The Dinner Party Summary

“The Dinner Party” by Mona Gardner is about a party in India, in which a colonel and a girl argue about how women act in a crisis. An American naturalist who is at the party is watching the argument and sees the hostess, who is acting strangely, gesture for a bowl of milk to be put outside the door.

The Dinner Party Summary

The Dinner Party images

Mona Gardner is an American author. She had her story The Dinner Party published in The Saturday Review of Literature in 1941. Her story is a gripping narration with a stuning end.

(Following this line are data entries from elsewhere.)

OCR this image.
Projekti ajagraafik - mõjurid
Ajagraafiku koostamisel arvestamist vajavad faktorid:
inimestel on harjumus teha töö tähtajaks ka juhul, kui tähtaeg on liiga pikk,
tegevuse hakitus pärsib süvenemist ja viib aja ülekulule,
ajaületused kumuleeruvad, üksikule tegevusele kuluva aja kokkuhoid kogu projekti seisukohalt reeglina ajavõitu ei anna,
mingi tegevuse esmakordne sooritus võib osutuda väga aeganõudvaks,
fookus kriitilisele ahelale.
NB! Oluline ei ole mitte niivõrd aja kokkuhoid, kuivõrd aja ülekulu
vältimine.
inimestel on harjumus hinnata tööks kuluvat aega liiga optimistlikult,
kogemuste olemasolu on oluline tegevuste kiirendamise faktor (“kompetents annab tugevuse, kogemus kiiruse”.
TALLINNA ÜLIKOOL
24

The story takes places in India during the British colonial time. In the story a colonel and a girl argue about how women act in a crisis.

In India, a colonial officer and his wife host a dinner party and invite army officers and government officials along with their wives and an American naturalist. A spirited discussion sparks up between a young girl and the colonel in which the girl believes that women have out grown the fright-from-seeing-a mouse era.

But the colonel denies that and says that men have more control than women in every situation. However, the hostess of the party proves him wrong there is a cobra in the room and the hostess stops it. The hostess decides to solve the problem and advises a plan to get rid of it. She gestures for a bowl of milk to the put outside the door.

An American naturalist at the party is watching the argument and observes the hostess. He understands that there is a cobra in the room, so to calm down everyone he plays a game of control where they cannot move or they would lose money. He told them that he would count three hundred that was five minutes and not one of them is to move a muscle.

Those who move will forfeit fifty rupees. When restarts counting down the last twenty seconds to finish the game. The cobra emerges from under the table and goes towards the bowl of milk outside. He locks it out of the room. The colonel appreciates the American who has just shown them an example of perfect control.

The American asks the hostess, Mrs. Wynnes, how she knew that the cobra was in the room and she replies; “Because it was crawling across her foot.” The colonel is proved wrong by Mrs. Wynnes’s action. The American naturalist was used to show gender does not support your self control.

The writer uses Mrs. Wynnes to prover her them that gender doesn’t support your self control. Throughout the story, Mrs. Wynnes displays perfect self control, proving that women can act bravely in a crisis. Ever though a snake crawled over her foot, she still kept calm. Thus, it justifies that gender does not support.

Conclusion:

The theme of the short story The Dinner is that both men and women are equally courageous and can have control of a situation. This is shown throughout the dinner party when the colonel and the girl discuss the topic of female control.